Brokeback ficlet/vignette - another glimpse into the history of the two shirts.
Ca. 550 words, movie canon, rated G. Warning for canon angst.
Disclaimer: They do not belong to me, but to Annie Proulx, Diana Ossana, Larry McMurtry and Focus Features. I make no profit of any kind except for the inspiration I find in thinking and writing of Jack and Ennis.
A/N: See previous entry
Like a ghostly cricket, creaking where a house was burned
Every visit to Lightning Flat followed the same pattern. He’d endure his father’s baleful scowls, and smile at his mother’s pale words of greeting. If he’d given them advance notice, she always had his favorite childhood treat ready to serve, welcoming him with a cherry cake on the table.
They’d talk a bit about the ranch and the animals and the weather, any news to be had about the dwindling number of neighbors, about Lureen and Bobby and the business down in Childress, and then he’d take his gear up to his room. His mom kept the room unchanged, it looked just like when he was a boy. He supposed he appreciated her efforts and the sentiments behind them, though the boy he’d once been seemed ever more a stranger to him.
He would change into work clothes, go back down and help his dad around the place, help with the animals or with repair work, whatever needed doing most depending on the season.
In the strained silence of the evening hours he’d tell them an early good night and go up to his room, up to the whispers of the past, would always sit a bit looking down the empty road, all his old yearning welling up in him.

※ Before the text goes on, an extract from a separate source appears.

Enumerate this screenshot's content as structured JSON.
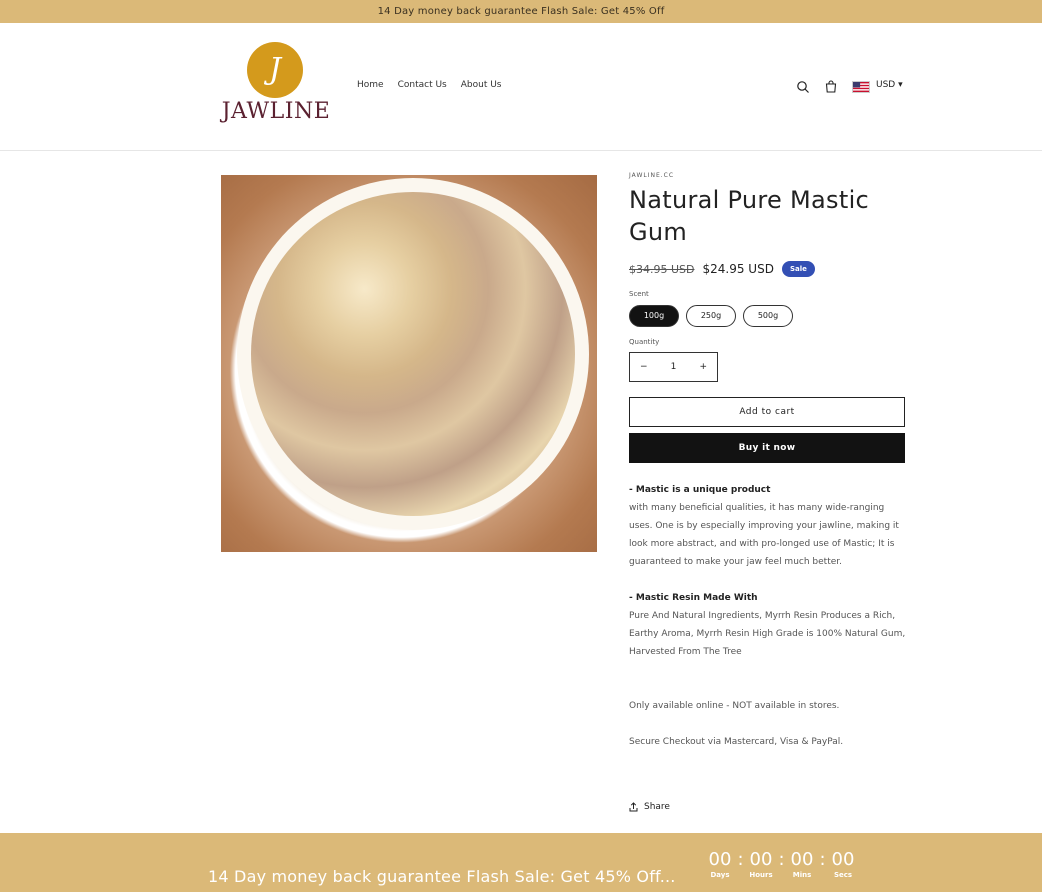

As a boy his desperate longing didn’t have any specific goal, he just pined to be away. Far away, anywhere else. Anywhere.
Now he yearned for one thing, one man, one life, but it still seemed as elusive as the stars beyond the horizon.
Only then would he finally look at the shirts, almost reluctantly, torturously. He’d lift them from their hiding place, hold them close, feel the soft-rough reality of them with his hands, his face, in the core of his being.
The one tangible connection between his troubled disappointing present and that distant, shimmering past.
The proof that his dreams were within reach, once. Had seemed to be, anyhow. Till he was brutally punched awake.
Stubbornly he refused to let go of those symbols made of simple and brittle everyday cloth. Even coming as he did from having Ennis all to himself for a few days, only to see the man leave him again, as tight-lipped and closed-off as ever, without a backward glance.
It wasn’t in his nature to stop hoping.
He’d hold the shirts tight, close his eyes, let memories, emotions and desires mingle freely in his mind. It became his secret and intensely private ritual, alone in the dark, reaffirming that he still could feel, that he still held the dream alive. Ennis. Hope and pain and love and despair, locked in endless struggle in his heart.
It wore him down, day by day and year by year.
But he couldn’t let it go. In the end he always placed the shirts back, carefully, almost reverently, with a heavy sigh and a “damn you, Ennis!”
In the end he always found the way, somehow, to face the harsh light of another empty day on the bleak, unforgiving plain.
The secret dream remained hidden in his closet. Worn and bloodstained, crumpled and torn. But not dead. It wouldn’t die, it couldn’t die - as long as Jack drew breath.